Se gli affetti sono ormai sulla terra, dunque, per inversione non resta che guardare al cielo: c’è la possibilità di ritrovarli lassù. Le voci dallo spazio allora come tentativo di trattenere i ricordi: “Quando si perde la memoria si smarrisce anche l’identità e la realtà si ricompone e assume caratteristiche nuove – dice la regista -. Chi perde la memoria non si riconosce e spesso non riconosce i suoi familiari (…). Ho immaginato la realtà vista con gli occhi di qualcuno che aveva perso la memoria.
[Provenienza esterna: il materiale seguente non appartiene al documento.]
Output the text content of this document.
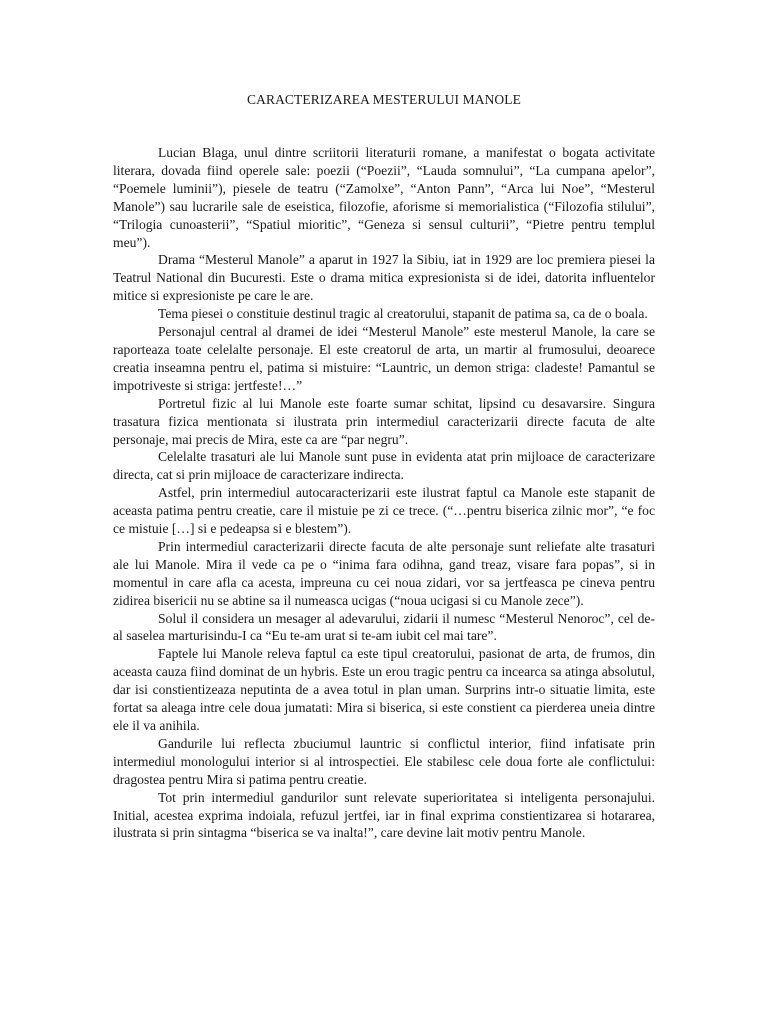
CARACTERIZAREA MESTERULUI MANOLE

Lucian Blaga, unul dintre scriitorii literaturii romane, a manifestat o bogata activitate literara, dovada fiind operele sale: poezii (“Poezii”, “Lauda somnului”, “La cumpana apelor”, “Poemele luminii”), piesele de teatru (“Zamolxe”, “Anton Pann”, “Arca lui Noe”, “Mesterul Manole”) sau lucrarile sale de eseistica, filozofie, aforisme si memorialistica (“Filozofia stilului”, “Trilogia cunoasterii”, “Spatiul mioritic”, “Geneza si sensul culturii”, “Pietre pentru templul meu”).

Drama “Mesterul Manole” a aparut in 1927 la Sibiu, iat in 1929 are loc premiera piesei la Teatrul National din Bucuresti. Este o drama mitica expresionista si de idei, datorita influentelor mitice si expresioniste pe care le are.

Tema piesei o constituie destinul tragic al creatorului, stapanit de patima sa, ca de o boala.

Personajul central al dramei de idei “Mesterul Manole” este mesterul Manole, la care se raporteaza toate celelalte personaje. El este creatorul de arta, un martir al frumosului, deoarece creatia inseamna pentru el, patima si mistuire: “Launtric, un demon striga: cladeste! Pamantul se impotriveste si striga: jertfeste!…”

Portretul fizic al lui Manole este foarte sumar schitat, lipsind cu desavarsire. Singura trasatura fizica mentionata si ilustrata prin intermediul caracterizarii directe facuta de alte personaje, mai precis de Mira, este ca are “par negru”.

Celelalte trasaturi ale lui Manole sunt puse in evidenta atat prin mijloace de caracterizare directa, cat si prin mijloace de caracterizare indirecta.

Astfel, prin intermediul autocaracterizarii este ilustrat faptul ca Manole este stapanit de aceasta patima pentru creatie, care il mistuie pe zi ce trece. (“…pentru biserica zilnic mor”, “e foc ce mistuie […] si e pedeapsa si e blestem”).

Prin intermediul caracterizarii directe facuta de alte personaje sunt reliefate alte trasaturi ale lui Manole. Mira il vede ca pe o “inima fara odihna, gand treaz, visare fara popas”, si in momentul in care afla ca acesta, impreuna cu cei noua zidari, vor sa jertfeasca pe cineva pentru zidirea bisericii nu se abtine sa il numeasca ucigas (“noua ucigasi si cu Manole zece”).

Solul il considera un mesager al adevarului, zidarii il numesc “Mesterul Nenoroc”, cel de-al saselea marturisindu-I ca “Eu te-am urat si te-am iubit cel mai tare”.

Faptele lui Manole releva faptul ca este tipul creatorului, pasionat de arta, de frumos, din aceasta cauza fiind dominat de un hybris. Este un erou tragic pentru ca incearca sa atinga absolutul, dar isi constientizeaza neputinta de a avea totul in plan uman. Surprins intr-o situatie limita, este fortat sa aleaga intre cele doua jumatati: Mira si biserica, si este constient ca pierderea uneia dintre ele il va anihila.

Gandurile lui reflecta zbuciumul launtric si conflictul interior, fiind infatisate prin intermediul monologului interior si al introspectiei. Ele stabilesc cele doua forte ale conflictului: dragostea pentru Mira si patima pentru creatie.

Tot prin intermediul gandurilor sunt relevate superioritatea si inteligenta personajului. Initial, acestea exprima indoiala, refuzul jertfei, iar in final exprima constientizarea si hotararea, ilustrata si prin sintagma “biserica se va inalta!”, care devine lait motiv pentru Manole.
Non poteva che nascere un film di fantascienza”.
Oggetto anomalo nel cinema italiano, valorizzato dalla presenza di Mastandrea, Tito e gli alieni vanta una singolare ambientazione – il deserto – e un’intelligente gestione degli effetti speciali, che offrono un risultato semplice e credibile, senza sperpero ma con la forza delle idee, che nella costruzione della macchina corteggia il trovarobato e l’assemblaggio homemade alla Michel Gondry.
Paola Randi gioca sullo stereotipo, solleticando ufologi e fan dell’Area 51, e riflette ironicamente sulla figura dell’alieno mentre la sta inscenando: basti la scena in cui i protagonisti entrano nell’area proibita indossando a loro a volta maschere di extraterrestri.
L’autrice mostra peraltro consapevolezza del suo fare cinema, inteso come gesto divertito e malinconico, con le ombre dei defunti che infine si materializzano come figure su una pellicola: ma è cinema muto, perché essi non parlano, e si dissolvono come alla fine di un film. Dopo averli visti però si prende consapevolezza di sé e si può finalmente accettare la propria condizione, in un omaggio esplicito al potere del racconto cinematografico come farmaco dell’anima.